The king raised his hand. “Not so fast young man. Let me change my offer so that you will enjoy all the things you desire for five whole years, rather than one. And on the last day of the fifth year you shall die peacefully and without pain. Now will you take my offer?”
The young man took a moment to reflect on what he was being offered. Five years of sensual delights I such as few men could possibly enjoy, and then certain death.
“No. No thank you. I think I should be going..”
“Ten years, then,” the king said.
The young man thought a little longer. He was tempted. But again he refused. The king increased his offer to twenty, then thirty, then forty years. Finally, he said: “My last offer to you is that you should live as you desire for eighty years and then die peacefully but unnaturally. How do you choose?”
The young man thought. In eighty years he would be 100 years of age. What did he have to lose from such an agreement. It was unlikely that he should live to such an age.
“I accept,” he said. “When do I begin?” The king shook his head.

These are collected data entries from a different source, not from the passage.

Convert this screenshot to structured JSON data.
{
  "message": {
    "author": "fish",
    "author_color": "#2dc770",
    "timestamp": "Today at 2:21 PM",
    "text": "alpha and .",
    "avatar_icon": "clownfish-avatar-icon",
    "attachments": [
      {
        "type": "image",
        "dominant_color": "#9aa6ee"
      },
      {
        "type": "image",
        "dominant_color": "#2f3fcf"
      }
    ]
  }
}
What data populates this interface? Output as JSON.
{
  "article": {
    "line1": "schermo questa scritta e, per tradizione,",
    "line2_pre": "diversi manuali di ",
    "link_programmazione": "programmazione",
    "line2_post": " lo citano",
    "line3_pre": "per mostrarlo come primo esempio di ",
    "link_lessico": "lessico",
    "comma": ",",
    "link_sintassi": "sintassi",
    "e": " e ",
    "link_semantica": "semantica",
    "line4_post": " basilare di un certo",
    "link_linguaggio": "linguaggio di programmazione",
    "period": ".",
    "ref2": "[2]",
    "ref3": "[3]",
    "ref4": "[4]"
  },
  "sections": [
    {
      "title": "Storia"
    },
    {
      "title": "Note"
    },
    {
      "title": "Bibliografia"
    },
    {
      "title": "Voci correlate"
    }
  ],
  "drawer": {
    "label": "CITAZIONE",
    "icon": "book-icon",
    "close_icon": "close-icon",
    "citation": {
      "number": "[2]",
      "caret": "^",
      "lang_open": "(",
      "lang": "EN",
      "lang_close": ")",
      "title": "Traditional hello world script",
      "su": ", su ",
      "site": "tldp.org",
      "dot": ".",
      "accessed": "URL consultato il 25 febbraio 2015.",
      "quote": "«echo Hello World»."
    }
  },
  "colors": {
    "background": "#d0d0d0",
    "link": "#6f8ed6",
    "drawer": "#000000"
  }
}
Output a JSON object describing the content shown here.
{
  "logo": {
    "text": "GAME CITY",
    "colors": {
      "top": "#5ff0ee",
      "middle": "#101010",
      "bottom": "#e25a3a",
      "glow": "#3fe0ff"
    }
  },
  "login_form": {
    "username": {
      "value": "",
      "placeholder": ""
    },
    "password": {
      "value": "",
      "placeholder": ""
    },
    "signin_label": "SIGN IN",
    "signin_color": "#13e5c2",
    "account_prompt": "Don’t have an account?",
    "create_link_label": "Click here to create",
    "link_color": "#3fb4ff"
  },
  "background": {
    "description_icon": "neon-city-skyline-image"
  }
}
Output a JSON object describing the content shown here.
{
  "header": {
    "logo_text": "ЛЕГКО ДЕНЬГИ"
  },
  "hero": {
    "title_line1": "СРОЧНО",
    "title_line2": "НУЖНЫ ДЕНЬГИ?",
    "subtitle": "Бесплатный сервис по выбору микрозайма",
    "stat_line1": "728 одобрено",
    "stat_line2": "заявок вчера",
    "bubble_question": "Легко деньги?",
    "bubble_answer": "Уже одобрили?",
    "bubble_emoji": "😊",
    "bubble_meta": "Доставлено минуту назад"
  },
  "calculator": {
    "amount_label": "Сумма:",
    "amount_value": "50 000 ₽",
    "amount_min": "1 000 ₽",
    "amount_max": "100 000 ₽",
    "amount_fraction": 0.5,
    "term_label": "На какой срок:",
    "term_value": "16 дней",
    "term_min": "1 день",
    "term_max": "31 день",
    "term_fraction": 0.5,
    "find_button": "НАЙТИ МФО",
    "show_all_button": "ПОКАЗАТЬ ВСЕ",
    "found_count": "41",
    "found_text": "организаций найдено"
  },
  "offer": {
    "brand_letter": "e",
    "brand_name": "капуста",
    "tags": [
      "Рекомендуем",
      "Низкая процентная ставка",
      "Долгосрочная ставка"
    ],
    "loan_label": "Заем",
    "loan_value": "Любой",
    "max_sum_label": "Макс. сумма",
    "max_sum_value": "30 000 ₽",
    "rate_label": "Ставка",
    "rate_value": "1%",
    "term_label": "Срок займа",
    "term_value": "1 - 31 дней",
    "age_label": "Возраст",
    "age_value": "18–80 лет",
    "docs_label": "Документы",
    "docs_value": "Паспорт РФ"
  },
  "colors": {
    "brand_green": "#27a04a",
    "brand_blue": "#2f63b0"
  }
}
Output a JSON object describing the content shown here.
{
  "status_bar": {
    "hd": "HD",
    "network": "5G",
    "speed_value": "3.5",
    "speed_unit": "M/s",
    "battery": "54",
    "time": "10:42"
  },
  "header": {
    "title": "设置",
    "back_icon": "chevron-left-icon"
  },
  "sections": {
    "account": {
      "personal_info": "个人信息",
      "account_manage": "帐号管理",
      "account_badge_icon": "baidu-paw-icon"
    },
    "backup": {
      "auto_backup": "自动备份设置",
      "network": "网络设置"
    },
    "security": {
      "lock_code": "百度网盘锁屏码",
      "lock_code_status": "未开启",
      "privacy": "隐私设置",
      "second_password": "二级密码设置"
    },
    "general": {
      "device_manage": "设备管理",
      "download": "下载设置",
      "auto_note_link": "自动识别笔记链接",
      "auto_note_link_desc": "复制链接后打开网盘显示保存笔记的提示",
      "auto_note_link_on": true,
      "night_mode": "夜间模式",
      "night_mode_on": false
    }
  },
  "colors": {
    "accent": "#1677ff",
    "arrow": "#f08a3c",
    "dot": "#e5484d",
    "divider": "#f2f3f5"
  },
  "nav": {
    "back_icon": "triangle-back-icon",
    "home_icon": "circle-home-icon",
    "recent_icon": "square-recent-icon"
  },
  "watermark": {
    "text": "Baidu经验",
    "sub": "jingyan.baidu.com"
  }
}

“I am sorry,” he said, “but I am withdrawing my offer. You have answered my question. Had you accepted one year of bliss in return for your life then I would have known that wealth, status and the satisfaction of the senses give life its meaning. Even had you accepted forty years and the certainty of death at sixty I could have drawn from this an inference about the things that give meaning to life. But in the end you have shown me that the meaning of life is life itself. Above all else you wanted to simply go on living. You would give up all that I had offered you for another day of living, even living in poverty and frustration. But thank you, young man, for helping me answer these questions. You may go in peace.
The young man turned to go, but then he turned back to the king and said: “Could we backtrack a little and discuss the fifty year option again?”